Tagliatelle with Mushrooms and Black Garlic
I have always liked mushrooms, but lately I've developed an even stronger love for it. I think I realized that it's a decent substitute if I want to eat less meat and seafood. (Examples: Portobello mushroom burger, mushroom tacos, mushroom sushi). There's also such a variety of mushroom types with varying flavor profiles. I have yet to explore deeply yet, but it is on my to do!

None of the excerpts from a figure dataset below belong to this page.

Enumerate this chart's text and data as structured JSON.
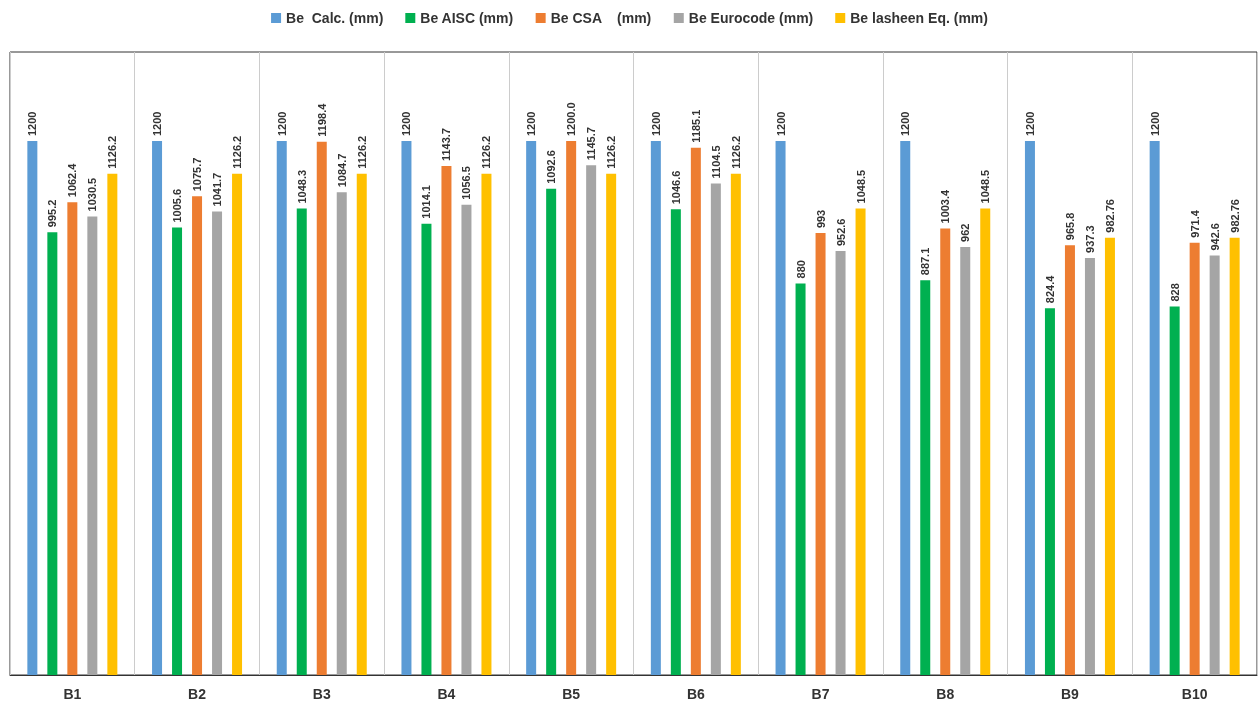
{
  "chart_data": {
    "type": "bar",
    "categories": [
      "B1",
      "B2",
      "B3",
      "B4",
      "B5",
      "B6",
      "B7",
      "B8",
      "B9",
      "B10"
    ],
    "series": [
      {
        "name": "Be  Calc. (mm)",
        "color": "#5b9bd5",
        "values": [
          1200,
          1200,
          1200,
          1200,
          1200,
          1200,
          1200,
          1200,
          1200,
          1200
        ],
        "value_labels": [
          "1200",
          "1200",
          "1200",
          "1200",
          "1200",
          "1200",
          "1200",
          "1200",
          "1200",
          "1200"
        ]
      },
      {
        "name": "Be AISC (mm)",
        "color": "#00b050",
        "values": [
          995.2,
          1005.6,
          1048.3,
          1014.1,
          1092.6,
          1046.6,
          880,
          887.1,
          824.4,
          828
        ],
        "value_labels": [
          "995.2",
          "1005.6",
          "1048.3",
          "1014.1",
          "1092.6",
          "1046.6",
          "880",
          "887.1",
          "824.4",
          "828"
        ]
      },
      {
        "name": "Be CSA    (mm)",
        "color": "#ed7d31",
        "values": [
          1062.4,
          1075.7,
          1198.4,
          1143.7,
          1200.0,
          1185.1,
          993,
          1003.4,
          965.8,
          971.4
        ],
        "value_labels": [
          "1062.4",
          "1075.7",
          "1198.4",
          "1143.7",
          "1200.0",
          "1185.1",
          "993",
          "1003.4",
          "965.8",
          "971.4"
        ]
      },
      {
        "name": "Be Eurocode (mm)",
        "color": "#a5a5a5",
        "values": [
          1030.5,
          1041.7,
          1084.7,
          1056.5,
          1145.7,
          1104.5,
          952.6,
          962,
          937.3,
          942.6
        ],
        "value_labels": [
          "1030.5",
          "1041.7",
          "1084.7",
          "1056.5",
          "1145.7",
          "1104.5",
          "952.6",
          "962",
          "937.3",
          "942.6"
        ]
      },
      {
        "name": "Be lasheen Eq. (mm)",
        "color": "#ffc000",
        "values": [
          1126.2,
          1126.2,
          1126.2,
          1126.2,
          1126.2,
          1126.2,
          1048.5,
          1048.5,
          982.76,
          982.76
        ],
        "value_labels": [
          "1126.2",
          "1126.2",
          "1126.2",
          "1126.2",
          "1126.2",
          "1126.2",
          "1048.5",
          "1048.5",
          "982.76",
          "982.76"
        ]
      }
    ],
    "ylim": [
      0,
      1400
    ],
    "tick_labels": "x",
    "grid": "x",
    "legend": "top"
  }
}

In the interim, I wanted an opportunity to use simple baby bella mushrooms and combine with black garlic I've had in the pantry. If you haven't had black garlic before, it is an interesting treat! I purchased these from Amazon. It has a sticky texture and a slightly sweet but tangy punch. It actually doesn't taste much like garlic to me, but adds such an interesting umami to dishes. (Previously, I had used them in my ramen).
Below is a quick pasta recipe using mushrooms, black garlic, and a simple creamy wine based sauce.
Tagliatelle with Mushrooms and Black Garlic
Prep Time: 10 min
Cook Time: 20 min
Servings: 2
Ingredients:
8 oz tagliatelle
3 tbsp unsalted butter
1/2 shallot (minced)
~6-7 oz mushrooms (sliced)
3 black garlic cloves (sliced) (example)
1/2 cup white wine
1/4 cup heavy cream
1/4 tsp salt & pepper (to taste)
1 tbsp chives (minced)
Optional: Grated Parmesan cheese (for garnish)
Directions:
In a large pot, boil water and add tagliatelle. Follow instructions on packaging. Drain water and set noodles aside.
In a separate large pan, add butter over medium high heat. Add shallots and sauté until fragrant. Add mushrooms and sauté until softened. Then add black garlic, white wine and heavy cream. Lower heat to medium low and cook until liquid has been reduced by almost half.
Once black garlic slices are softened, use a spoon or spatula to gently smash into the sauce. Add salt and pepper (or more to taste) and chives. Mix all ingredients evenly together.
Transfer to serving plates. Optional: Garnish with grated cheese if desired.